Literally as I walked out the dining hall from breakfast there were already patch traders sitting at tables hard at it again. I was set up by 9 AM and traded until midnight only breaking for meals. It was a marathon but if you get to trade patches non-stop for just a few days out of the year why not take advantage of it. It's not an Olympic sport but it is a whole lot of fun!
There was a great mixture of adults, seasoned youth and brand new traders under the shelter. I swear their was one youth that came and traded with me more than 2-dozen times usually with a single patch in his hand each time. I told him I was easy to trade with and apparently he agreed. The other great thing about an event like this was the fellowship of being around other Scouters and collectors. I talked to many folks who get the newsletter and their kind words were much appreciated.
Maybe to the annoyance of some I took lots of pictures and video of the patch trading Saturday. My plan is to put together a big compilation video later today and have it ready by Monday. When I told some of the Scouts they were going to be on YouTube some of them thought they were hot stuff. In five days I get to turn around and do it all again at the SR-5 Dixie Fellowship. In fact I have a Scouting event every weekend until Memorial Day. Life is good!
Sunday, April 19, 2015
I read online that there are nine different conclaves happening across the country this weekend. In a few hours I'll be pushing off to my the SR-7B Cardinal Conclave which be the largest in the country this year. What is the magic sauce? I thought I'd share a little in today's issue.
There are some obvious advantages in this section that are not things you could duplicate. The section is compact with 1/2 dozen lodges covering the central to eastern parts of the state. Most of the lodges are in councils that are very strong with great Scouting traditions. Plus you have a monster 1000+ member lodge to stuff the numbers (love you Occoneechee!). So what can others duplicate without these natural advantages?

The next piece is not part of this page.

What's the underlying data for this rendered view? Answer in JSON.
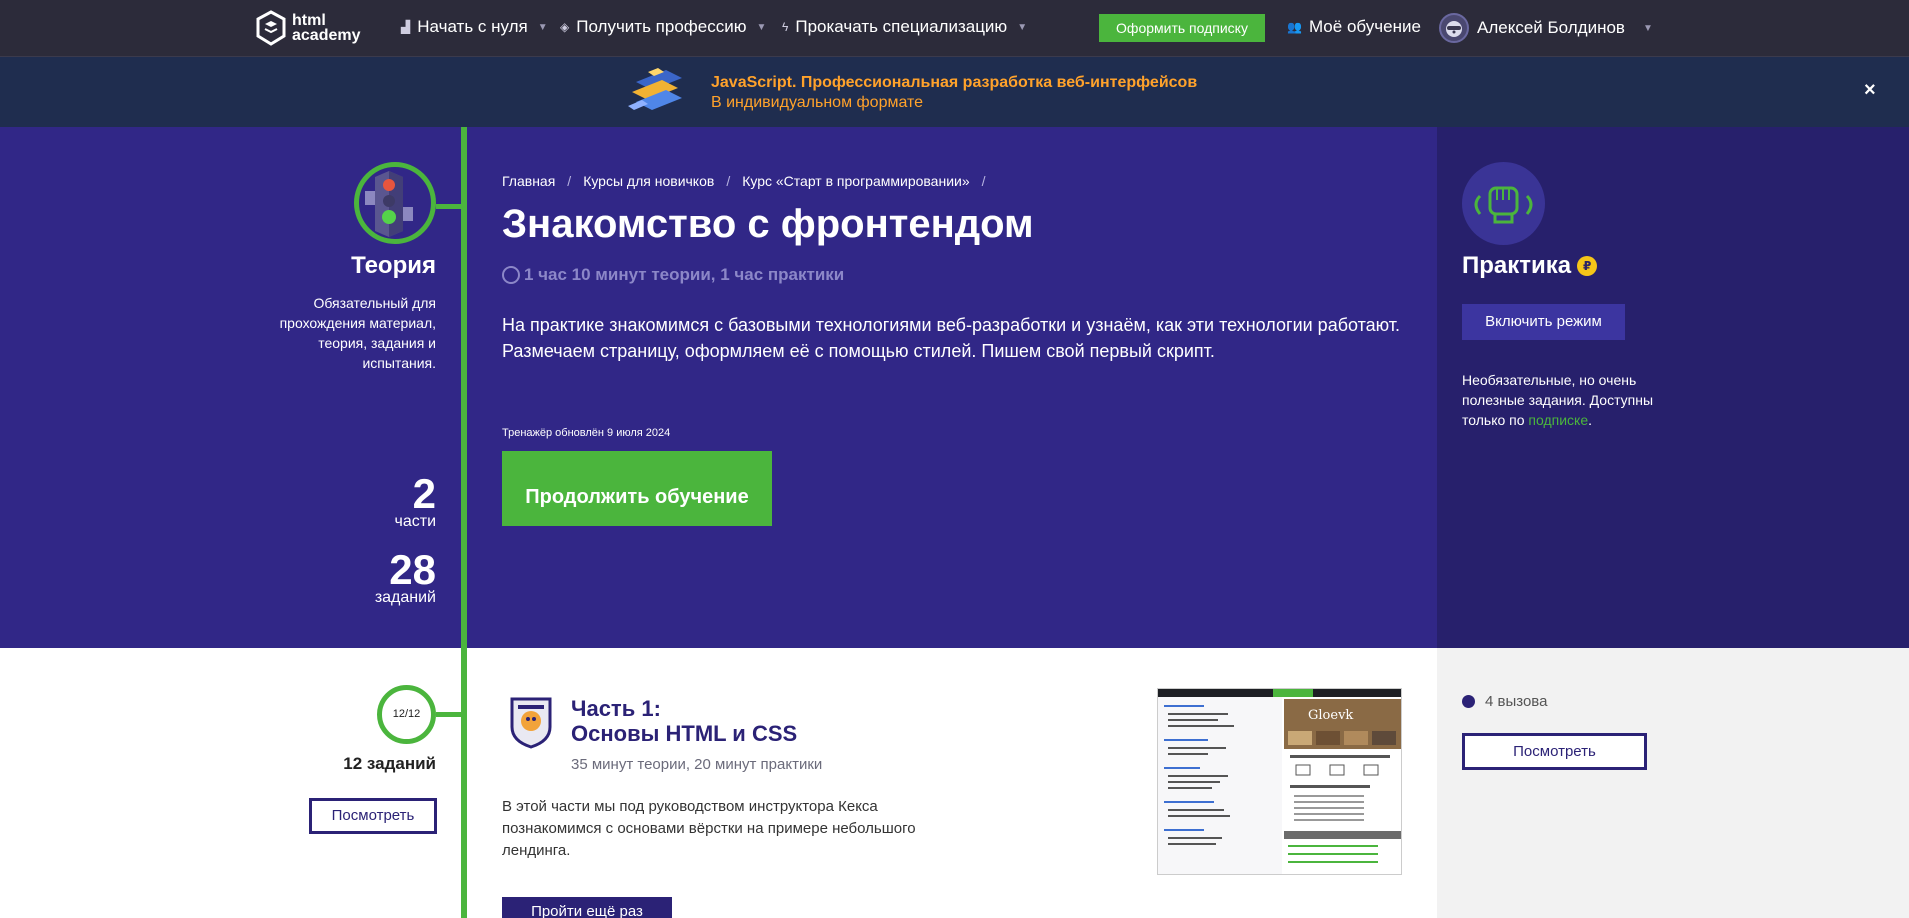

One thing is registration. In my home lodge that attends the Dixie Fellowship our registration was due by the first weekend in January and had to be submitted to the lodge. In SR-7B you could register up until a week ago and it's all done online as an individual. Using a slick online portal you can register and preorder memorabilia all while wearing your pajamas at your laptop. I didn't register until March and was able to get most of the items I wanted. Each lodge gets updates on this central registration process makes plans from there.
Another thing that the Cardinal Conclave does right is promotion. Not only do they kill it on Facebook and social media but each individual lodge is promoting the event year round. I remember going to a lodge winter banquet in November and there were placards at each table that were professionally printed promoting that April's event. So six months out it was already being promoted and that's just one anecdote but they use many more strategies.
So I shared these tips today not to boast but because I believe in the idea that sharing new ways of doing things makes everyone better. If your conclave is getting stale or only has 200-300 attending start thinking about next year and asking questions to make things better.